Wednesday, February 01, 2006

Thanks, Dick Thornburg

Timothy Noah sums up the CBS 60 Minutes imbroglio:
At issue, you may recall, was whether some "cover your ass" memos purportedly typed for the file by George W. Bush's superior, Lt. Col. Jerry B. Killian—files expressing dissatisfaction with Dubya's special treatment in the Guard—were genuine. Immediately after the 60 Minutes story aired, multiple bloggers produced evidence "showing" that the documents couldn't have been genuine, for technical reasons. This was accepted as gospel truth by Howard Kurtz of the Washington Post and other mainstream reporters. In the end, however, the evidence was found to be specious. We still don't know whether the documents were genuine.


Anonymous said...

"the evidence was found to be specious"

Does Tim Noah understan the definition of specious?


This puts the "fake, but accurate" claim of the original reporting on its head.

"Ah, the evidence looks too good to be true, and is!"

Tim Noah is a story fabricator, and an author of fiction in this instance. Does he know James Frey?

Anonymous said...

Can you prove it didn't happen?

Anonymous said...

The evidence of fraud and forgery speaks for itself. Saying otherwise doesn't make Noah's (or your) assertion true.

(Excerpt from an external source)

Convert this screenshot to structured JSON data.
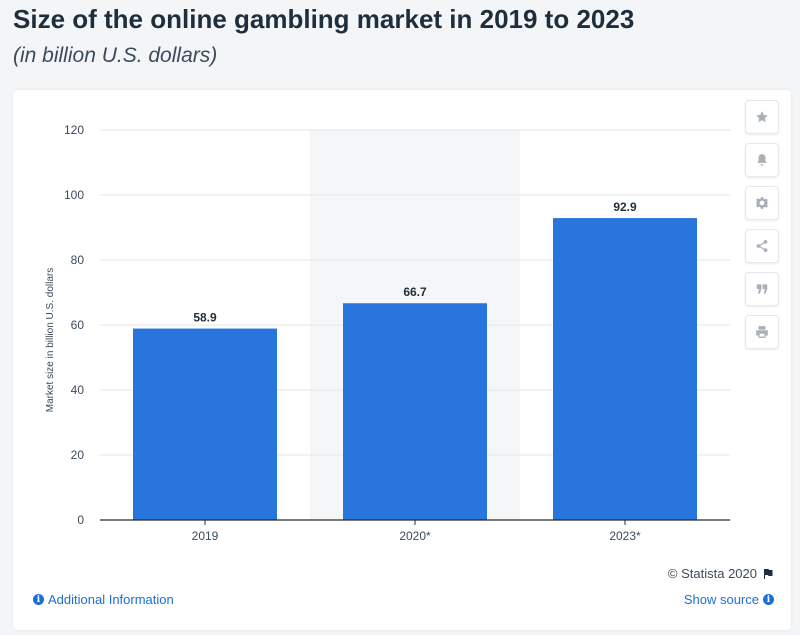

Can you prove the authenticity of the documents in question?

I didn't think so.

Anonymous said...

Noah is a hack. This article was beyond stupid.

Anonymous said...

Actually, Jack, he got great fitness reports until his plane was decommissioned. The Air Force trains pilots on one model of plane, and he didn't have enough time to learn another one, which is why GWB didn't have a hell of a lot to do for the last 18 moths or so.

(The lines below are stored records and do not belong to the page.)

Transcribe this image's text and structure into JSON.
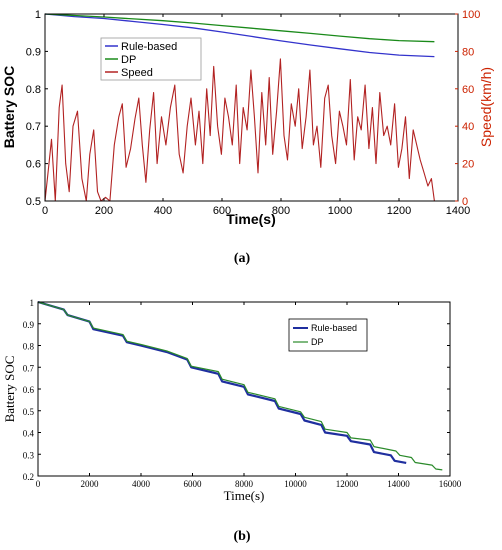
{
  "panel_a": {
    "caption": "(a)",
    "chart_data": {
      "type": "line",
      "xlabel": "Time(s)",
      "ylabel": "Battery SOC",
      "y2label": "Speed(km/h)",
      "xlim": [
        0,
        1400
      ],
      "ylim": [
        0.5,
        1.0
      ],
      "y2lim": [
        0,
        100
      ],
      "x_ticks": [
        "0",
        "200",
        "400",
        "600",
        "800",
        "1000",
        "1200",
        "1400"
      ],
      "y_ticks": [
        "0.5",
        "0.6",
        "0.7",
        "0.8",
        "0.9",
        "1"
      ],
      "y2_ticks": [
        "0",
        "20",
        "40",
        "60",
        "80",
        "100"
      ],
      "legend": {
        "placement": "top-left",
        "entries": [
          "Rule-based",
          "DP",
          "Speed"
        ]
      },
      "series": [
        {
          "name": "Rule-based",
          "color": "#3333cc",
          "axis": "left",
          "x": [
            0,
            100,
            200,
            300,
            400,
            500,
            600,
            700,
            800,
            900,
            1000,
            1100,
            1200,
            1320
          ],
          "values": [
            1.0,
            0.993,
            0.988,
            0.98,
            0.972,
            0.963,
            0.952,
            0.94,
            0.928,
            0.917,
            0.907,
            0.897,
            0.89,
            0.886
          ]
        },
        {
          "name": "DP",
          "color": "#1a8a1a",
          "axis": "left",
          "x": [
            0,
            100,
            200,
            300,
            400,
            500,
            600,
            700,
            800,
            900,
            1000,
            1100,
            1200,
            1320
          ],
          "values": [
            1.0,
            0.996,
            0.992,
            0.987,
            0.982,
            0.976,
            0.969,
            0.962,
            0.955,
            0.948,
            0.941,
            0.934,
            0.929,
            0.926
          ]
        },
        {
          "name": "Speed",
          "color": "#b22222",
          "axis": "right",
          "x": [
            0,
            10,
            22,
            35,
            48,
            58,
            70,
            82,
            95,
            110,
            125,
            140,
            152,
            165,
            178,
            190,
            205,
            220,
            235,
            250,
            262,
            275,
            290,
            305,
            318,
            330,
            342,
            355,
            368,
            380,
            395,
            410,
            425,
            440,
            455,
            468,
            482,
            495,
            510,
            522,
            535,
            548,
            560,
            572,
            585,
            598,
            610,
            622,
            635,
            648,
            660,
            672,
            685,
            698,
            710,
            722,
            735,
            748,
            760,
            772,
            785,
            798,
            810,
            822,
            835,
            848,
            860,
            872,
            885,
            898,
            910,
            922,
            935,
            948,
            960,
            972,
            985,
            998,
            1010,
            1022,
            1035,
            1048,
            1060,
            1072,
            1085,
            1098,
            1110,
            1122,
            1135,
            1148,
            1160,
            1172,
            1185,
            1198,
            1210,
            1222,
            1235,
            1248,
            1260,
            1272,
            1285,
            1298,
            1310,
            1320
          ],
          "values": [
            0,
            15,
            33,
            0,
            50,
            62,
            20,
            5,
            40,
            48,
            12,
            0,
            25,
            38,
            5,
            0,
            2,
            0,
            30,
            45,
            52,
            18,
            28,
            44,
            55,
            30,
            10,
            38,
            58,
            20,
            45,
            30,
            50,
            62,
            25,
            15,
            40,
            55,
            30,
            48,
            20,
            60,
            35,
            72,
            40,
            25,
            55,
            45,
            30,
            62,
            20,
            50,
            38,
            70,
            45,
            15,
            58,
            30,
            66,
            25,
            48,
            76,
            35,
            22,
            52,
            40,
            60,
            28,
            45,
            70,
            30,
            40,
            18,
            55,
            62,
            35,
            20,
            48,
            40,
            30,
            65,
            22,
            45,
            38,
            62,
            28,
            50,
            20,
            58,
            35,
            40,
            30,
            52,
            18,
            28,
            45,
            12,
            38,
            30,
            22,
            15,
            8,
            12,
            0
          ]
        }
      ]
    }
  },
  "panel_b": {
    "caption": "(b)",
    "chart_data": {
      "type": "line",
      "xlabel": "Time(s)",
      "ylabel": "Battery SOC",
      "xlim": [
        0,
        16000
      ],
      "ylim": [
        0.2,
        1.0
      ],
      "x_ticks": [
        "0",
        "2000",
        "4000",
        "6000",
        "8000",
        "10000",
        "12000",
        "14000",
        "16000"
      ],
      "y_ticks": [
        "0.2",
        "0.3",
        "0.4",
        "0.5",
        "0.6",
        "0.7",
        "0.8",
        "0.9",
        "1"
      ],
      "legend": {
        "placement": "top-right",
        "entries": [
          "Rule-based",
          "DP"
        ]
      },
      "series": [
        {
          "name": "Rule-based",
          "color": "#1f2f9f",
          "axis": "left",
          "x": [
            0,
            1000,
            1150,
            2000,
            2150,
            3300,
            3450,
            4000,
            5000,
            5800,
            5950,
            7000,
            7150,
            8000,
            8150,
            9200,
            9350,
            10200,
            10350,
            11000,
            11150,
            12000,
            12150,
            12900,
            13050,
            13700,
            13850,
            14300
          ],
          "values": [
            1.0,
            0.965,
            0.94,
            0.91,
            0.875,
            0.845,
            0.815,
            0.8,
            0.77,
            0.735,
            0.7,
            0.67,
            0.635,
            0.61,
            0.575,
            0.545,
            0.51,
            0.485,
            0.455,
            0.435,
            0.4,
            0.385,
            0.36,
            0.345,
            0.31,
            0.295,
            0.27,
            0.26
          ]
        },
        {
          "name": "DP",
          "color": "#2a8a2a",
          "axis": "left",
          "x": [
            0,
            1000,
            1150,
            2000,
            2150,
            3300,
            3450,
            4000,
            5000,
            5800,
            5950,
            7000,
            7150,
            8000,
            8150,
            9200,
            9350,
            10200,
            10350,
            11000,
            11150,
            12000,
            12150,
            12900,
            13050,
            13900,
            14050,
            14500,
            14650,
            15300,
            15450,
            15700
          ],
          "values": [
            1.0,
            0.965,
            0.94,
            0.91,
            0.88,
            0.85,
            0.82,
            0.805,
            0.775,
            0.74,
            0.705,
            0.68,
            0.645,
            0.62,
            0.585,
            0.555,
            0.52,
            0.495,
            0.47,
            0.45,
            0.415,
            0.4,
            0.375,
            0.365,
            0.335,
            0.315,
            0.295,
            0.285,
            0.262,
            0.25,
            0.232,
            0.228
          ]
        }
      ]
    }
  }
}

Would you rather have him say he was doing bombing runs over the Ho Chi Minh trail on Xmas eve '68?

Jason O.

Anonymous said...


Surely you mean bombing runs over Cambodia in 68.

Some Schmuck said...

I have in my possession a signed e-mail from Ho Chi Minh to John Kerry thanking him for his efforts on behalf of the North Vietmanese in 1971.

Some has questioned the authenticity of the e-mail because of the fact that e-mail hadn't been invented in 1971 and that Ho Chi Minh died in 1969.

Be that as it may, no one has been able to prove conclusively that the e-mail is not genuine.